My "Ruby" is my dream come true, my prince, and my answer to prayer. My son. I love those two words. He carries the name of his father and his father's father. Two men who have committed their lives to serving the Lord and His people. Denis Sr commands a room with his poise, wisdom, kindness and strong voice. Yet he melts at the sight of his kids and grandkids. His daughter is wrapped around his finger. He is the best Father-in-Law this world has to offer. On my hardest days, this man will send me a text encouraging me like none other without even knowing my state of mind at that moment.
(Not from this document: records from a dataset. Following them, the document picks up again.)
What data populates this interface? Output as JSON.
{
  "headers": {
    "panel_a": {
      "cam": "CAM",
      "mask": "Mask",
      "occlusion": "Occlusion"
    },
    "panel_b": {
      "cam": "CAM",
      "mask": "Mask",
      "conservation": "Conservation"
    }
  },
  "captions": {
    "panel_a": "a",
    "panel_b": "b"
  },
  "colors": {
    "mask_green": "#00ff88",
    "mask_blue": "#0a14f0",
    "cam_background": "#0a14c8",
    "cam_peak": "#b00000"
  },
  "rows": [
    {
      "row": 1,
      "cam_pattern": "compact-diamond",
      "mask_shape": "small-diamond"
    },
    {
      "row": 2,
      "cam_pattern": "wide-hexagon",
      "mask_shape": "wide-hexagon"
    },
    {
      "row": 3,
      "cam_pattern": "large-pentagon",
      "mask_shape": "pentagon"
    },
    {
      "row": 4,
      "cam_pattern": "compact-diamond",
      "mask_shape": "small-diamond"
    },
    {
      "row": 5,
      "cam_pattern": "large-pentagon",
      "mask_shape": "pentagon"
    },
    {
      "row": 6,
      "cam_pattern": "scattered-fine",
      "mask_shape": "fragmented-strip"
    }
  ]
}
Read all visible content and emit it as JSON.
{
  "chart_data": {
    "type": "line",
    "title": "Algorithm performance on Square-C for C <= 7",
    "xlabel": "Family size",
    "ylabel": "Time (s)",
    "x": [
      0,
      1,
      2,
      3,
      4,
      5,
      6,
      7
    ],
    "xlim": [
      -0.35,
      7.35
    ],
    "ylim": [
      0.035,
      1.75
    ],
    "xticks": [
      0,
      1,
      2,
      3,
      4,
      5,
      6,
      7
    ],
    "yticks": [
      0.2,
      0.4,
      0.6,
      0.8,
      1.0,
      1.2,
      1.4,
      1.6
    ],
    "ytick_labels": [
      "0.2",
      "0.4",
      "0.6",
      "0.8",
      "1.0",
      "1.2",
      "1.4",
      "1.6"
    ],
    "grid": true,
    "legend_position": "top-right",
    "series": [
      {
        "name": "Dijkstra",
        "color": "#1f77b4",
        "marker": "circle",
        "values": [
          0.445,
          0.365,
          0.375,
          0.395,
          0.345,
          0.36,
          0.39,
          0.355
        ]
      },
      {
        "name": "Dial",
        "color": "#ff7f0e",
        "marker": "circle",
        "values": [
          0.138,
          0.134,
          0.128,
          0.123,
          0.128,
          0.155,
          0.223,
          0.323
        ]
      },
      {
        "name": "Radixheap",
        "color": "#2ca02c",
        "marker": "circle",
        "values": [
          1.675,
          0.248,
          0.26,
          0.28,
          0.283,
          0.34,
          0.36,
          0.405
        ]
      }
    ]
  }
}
He is also a "Diamond" :] Denis Jr… well… what do I even say about this man? He is world famous, or so I'm convinced. He has more talent in his pinky than I do in my whole being. He is unwavering in his faith and in his temperament. When I am ready to throw in the towel, he calmly looks me in the eyes and tells me to try again. He is the rock of our home, he is incredibly funny (but I don't like to tell him that… so lets keep that a secret). His daughter has him wrapped around his little finger. He is the greatest husband this world had to offer me. On my hardest days, he will hold me as a cry. He stretches my capacity for life and it's challenges. I love that I took his last name. I love that my son, my handsome ruby, carries on the legacy of these two great men. He is going to make an incredible husband and father one day. (maybe…if I let him leave my house…).

Both times I was in labor, Denis created a song list that played while we were in the hospital room. We kept the lights dim and played the music quietly in the background. The worship music that filled the room was incredibly calming. I labored with Norah for 49 hours, so needless to say, I had that playlist memorized! The moment my baby girl made her entrance, the song Alpha and Omega was playing. The lyrics "We give You all the glory, we worship You our Lord, You are worthy to be praised…" rang through the room. After losing a child, and struggling to get pregnant with Norah, these words so perfectly provided the soundtrack for her life. He is so worthy to be praised. The Alpha and Omega. The author and the finisher…

Tre's labor was so so so quick. Too quick for my liking! No drugs. No time for drugs. I wanted the drugs. I needed those drugs! But baby boy was in a hurry to meet his little family I guess. A big hurry! I labored about only 4 hours this time around, and I was only in my hospital room for about 2.5 of that. So this time around, I wasn't able to remember all the songs on our playlist. I remember hearing the soothing voice of Jason Upton and Bishop Joseph Garlington. I remember hearing the words from "Just like Heaven" that said this: "Something's moving, somethings changing, feels like heaven, feels like heaven on earth."  Something was moving and changing. And heaven was indeed coming to earth in the moment. Because after that, I was fully dilated and [ready] to push. I was incredibly exhausted from pushing for an hour, so this time I didn't hear the song that played when he was born. Thankfully my sister did. These were the lyrics to the song: "It Your breath in our lungs, so we pour out our praise…" Once again, a perfectly placed song in the soundtrack of my life. It's Your breath… so we pour out our praise. My son breathed his first breath, and we praised our God in heaven that he was ours...

Denis and I started this journey together 14 years ago this fall when I first met him at Roberts. I like to say he loved me the moment he saw me. But even though that isn't [exactly] true, it was our starting place. It was the moments our stories aligned. Now, we have been Mr and Mrs for almost 11 years. We have two beautiful children on earth and one waiting for us in heaven. I am rich. Rich in love and in grace. I am thankful for this beautiful life. 

2 comments:

Hannah Hayner said...

I love this so, so much. It's such a beautiful story, and I love hearing all the little and big details God put together to create your family. Thank you for sharing!

Ashley said...

Such a beautiful post, Bec! I need to meet that Tre boy so badly! Love you!